ACL injuries occur more commonly in women than men (2-8:1), with possible rationale being differences in anatomy, hormone effects and muscle balance, however the cause is still unknown.

Signs and Symptoms of a torn ACL
  • Audible pop or crack
  • Instability of the knee upon weightbearing
  • Pain
  • Swelling of the knee
  • Reduced movement of the knee joint, esp. inability to fully extend (straighten) the knee
  • Positive signs in Anterior Drawer Test, Lachman's Test, Pivot Shift Test
  • Tenderness around and inside the joint (indicating other ligament injuries or meniscal tears)

What to do following an ACL injury
  • Immediately stop play
  • Apply RICE (Rest, Ice, Compression, Elevation)
  • Seek medical attention asap from a sports trainer, physiotherapist or Doctor who can assess your knee joint and determine the severity of injury (MRI Scan may be required to confirm diagnosis)
  • If MRI confirms a torn ACL, you may be referred to a Orthopaedic Specialist to discuss the surgical treatment option if required.
  • If surgery is required, you should commence a pre-operative rehabilitation program under the guidance of a physiotherapist to reduce swelling, regain range of motion and strengthen the knee. This will facilitate best results post-op.

Will I need surgery?
There are two treatment options post ACL tear: (1) Conservative or (2) Surgery.

This decision will depend on a variety of factors, such as age, lifestyle, sport, occupation, severity of injury and instability, and other associated injuries.

For example, an individual with a less active lifestyle, older in age and low-contact sporting involvements may not necessarily require surgical management. With some lifestyle changes, it is actually possible for such individuals to manage with a deficient ACL. However it is important and strongly advised that these individuals see a physiotherapist and undergo a rehabilitation program to strengthen their knee and retrain the stability of the joint.

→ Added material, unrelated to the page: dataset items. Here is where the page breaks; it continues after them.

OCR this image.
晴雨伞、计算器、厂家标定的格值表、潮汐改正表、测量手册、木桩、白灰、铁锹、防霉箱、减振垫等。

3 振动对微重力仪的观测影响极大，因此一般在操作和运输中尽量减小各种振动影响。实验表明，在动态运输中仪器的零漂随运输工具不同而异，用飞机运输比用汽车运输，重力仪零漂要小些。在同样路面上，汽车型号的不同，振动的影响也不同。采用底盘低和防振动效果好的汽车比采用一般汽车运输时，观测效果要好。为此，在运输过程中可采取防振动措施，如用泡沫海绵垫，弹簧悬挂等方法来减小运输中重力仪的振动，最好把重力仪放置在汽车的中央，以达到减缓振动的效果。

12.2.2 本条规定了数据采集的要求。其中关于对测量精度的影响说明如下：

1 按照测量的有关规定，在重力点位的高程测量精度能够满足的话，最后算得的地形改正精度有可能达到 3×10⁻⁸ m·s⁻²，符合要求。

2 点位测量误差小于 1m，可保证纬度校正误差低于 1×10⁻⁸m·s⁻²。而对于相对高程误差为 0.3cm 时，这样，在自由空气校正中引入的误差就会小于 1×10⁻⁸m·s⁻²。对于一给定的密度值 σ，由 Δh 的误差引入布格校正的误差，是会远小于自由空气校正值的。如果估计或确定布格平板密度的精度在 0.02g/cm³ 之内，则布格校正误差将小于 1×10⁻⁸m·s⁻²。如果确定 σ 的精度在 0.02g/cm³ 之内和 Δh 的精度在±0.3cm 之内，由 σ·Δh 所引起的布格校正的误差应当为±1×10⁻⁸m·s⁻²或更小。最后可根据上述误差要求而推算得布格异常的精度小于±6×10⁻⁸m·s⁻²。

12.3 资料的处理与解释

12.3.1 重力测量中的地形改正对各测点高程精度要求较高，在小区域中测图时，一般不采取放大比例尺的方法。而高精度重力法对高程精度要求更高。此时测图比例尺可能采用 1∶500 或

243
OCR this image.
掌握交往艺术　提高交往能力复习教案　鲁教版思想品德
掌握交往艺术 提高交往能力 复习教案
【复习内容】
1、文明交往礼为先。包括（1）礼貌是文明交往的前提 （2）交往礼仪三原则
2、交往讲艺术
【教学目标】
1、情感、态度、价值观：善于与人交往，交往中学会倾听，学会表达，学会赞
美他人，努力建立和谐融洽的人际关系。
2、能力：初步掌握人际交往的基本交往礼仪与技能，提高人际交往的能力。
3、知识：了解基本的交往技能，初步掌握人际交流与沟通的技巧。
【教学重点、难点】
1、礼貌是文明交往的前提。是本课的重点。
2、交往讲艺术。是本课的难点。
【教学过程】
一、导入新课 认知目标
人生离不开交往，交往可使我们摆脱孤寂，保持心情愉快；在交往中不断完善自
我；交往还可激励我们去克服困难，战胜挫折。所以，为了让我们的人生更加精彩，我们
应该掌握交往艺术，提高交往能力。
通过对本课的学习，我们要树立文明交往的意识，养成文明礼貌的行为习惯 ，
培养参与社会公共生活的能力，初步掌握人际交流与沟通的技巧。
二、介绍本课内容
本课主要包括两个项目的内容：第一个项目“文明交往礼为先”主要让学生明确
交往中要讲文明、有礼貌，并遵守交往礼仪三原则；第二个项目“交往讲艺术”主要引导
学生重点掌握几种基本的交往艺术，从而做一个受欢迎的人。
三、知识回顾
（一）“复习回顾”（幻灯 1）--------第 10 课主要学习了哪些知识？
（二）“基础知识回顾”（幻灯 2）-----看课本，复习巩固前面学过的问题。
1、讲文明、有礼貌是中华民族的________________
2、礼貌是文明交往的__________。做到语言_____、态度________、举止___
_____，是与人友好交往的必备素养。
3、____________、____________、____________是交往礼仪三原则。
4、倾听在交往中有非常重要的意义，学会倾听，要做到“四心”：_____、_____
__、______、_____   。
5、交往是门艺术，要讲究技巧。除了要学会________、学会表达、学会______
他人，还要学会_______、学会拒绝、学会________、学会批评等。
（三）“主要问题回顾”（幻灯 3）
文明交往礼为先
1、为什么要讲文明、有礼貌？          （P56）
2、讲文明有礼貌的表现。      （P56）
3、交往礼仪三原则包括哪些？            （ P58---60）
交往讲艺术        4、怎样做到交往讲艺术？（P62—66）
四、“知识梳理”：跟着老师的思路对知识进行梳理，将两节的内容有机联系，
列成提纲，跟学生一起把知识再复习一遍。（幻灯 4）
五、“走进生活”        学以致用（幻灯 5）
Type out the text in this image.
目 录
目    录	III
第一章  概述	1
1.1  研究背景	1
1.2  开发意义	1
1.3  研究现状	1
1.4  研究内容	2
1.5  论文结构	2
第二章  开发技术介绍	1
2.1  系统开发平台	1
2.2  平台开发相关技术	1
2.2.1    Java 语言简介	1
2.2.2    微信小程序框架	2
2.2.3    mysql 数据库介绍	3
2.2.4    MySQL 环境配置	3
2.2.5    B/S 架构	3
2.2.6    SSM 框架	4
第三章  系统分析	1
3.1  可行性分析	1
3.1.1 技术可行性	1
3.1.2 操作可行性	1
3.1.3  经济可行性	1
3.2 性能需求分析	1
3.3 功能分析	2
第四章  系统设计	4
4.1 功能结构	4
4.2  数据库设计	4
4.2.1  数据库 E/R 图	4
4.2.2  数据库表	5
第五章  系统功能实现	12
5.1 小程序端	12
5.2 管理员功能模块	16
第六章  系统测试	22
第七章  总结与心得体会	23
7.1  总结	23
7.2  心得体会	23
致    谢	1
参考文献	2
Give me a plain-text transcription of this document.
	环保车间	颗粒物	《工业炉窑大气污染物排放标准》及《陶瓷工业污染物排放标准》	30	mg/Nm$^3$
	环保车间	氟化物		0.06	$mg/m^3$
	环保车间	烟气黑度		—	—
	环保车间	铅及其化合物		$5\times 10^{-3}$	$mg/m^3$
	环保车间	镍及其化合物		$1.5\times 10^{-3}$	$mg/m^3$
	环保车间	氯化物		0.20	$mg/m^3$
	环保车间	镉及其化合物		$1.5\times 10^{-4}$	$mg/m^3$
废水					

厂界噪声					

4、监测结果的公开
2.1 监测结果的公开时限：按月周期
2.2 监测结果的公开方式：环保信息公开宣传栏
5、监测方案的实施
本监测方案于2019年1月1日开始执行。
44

On the other hand, a younger fit person with a very active lifestyle and regular sporting involvements will more likely require surgery and a strict rehabilitation program post-op. This will maximise their ability to return to pre-injury levels of fitness and strength, and more importantly, return to sport in due time.

When can I return to sport?
Depending on your Orthopaedic Specialist and Physiotherapist, most rehabilitation programs require between 6 to 9 months (to work on range of motion, strength, agility and fitness) before a gradual return to sport.

In my next post, I will discuss about Surgery and ACL Rehabilitation Program.


  1. woohoo! I made it on your website! =) if only it were for something else eh?

    thanks for the post berty!

  2. nice summary!
    had one of these last week at the rugby!!
    it's actually an interesting operation to watch cos each surgeon does it a little differently.
    the latest fad in ACL recon is the LARS... not much research though but all the professional footy players are going for it.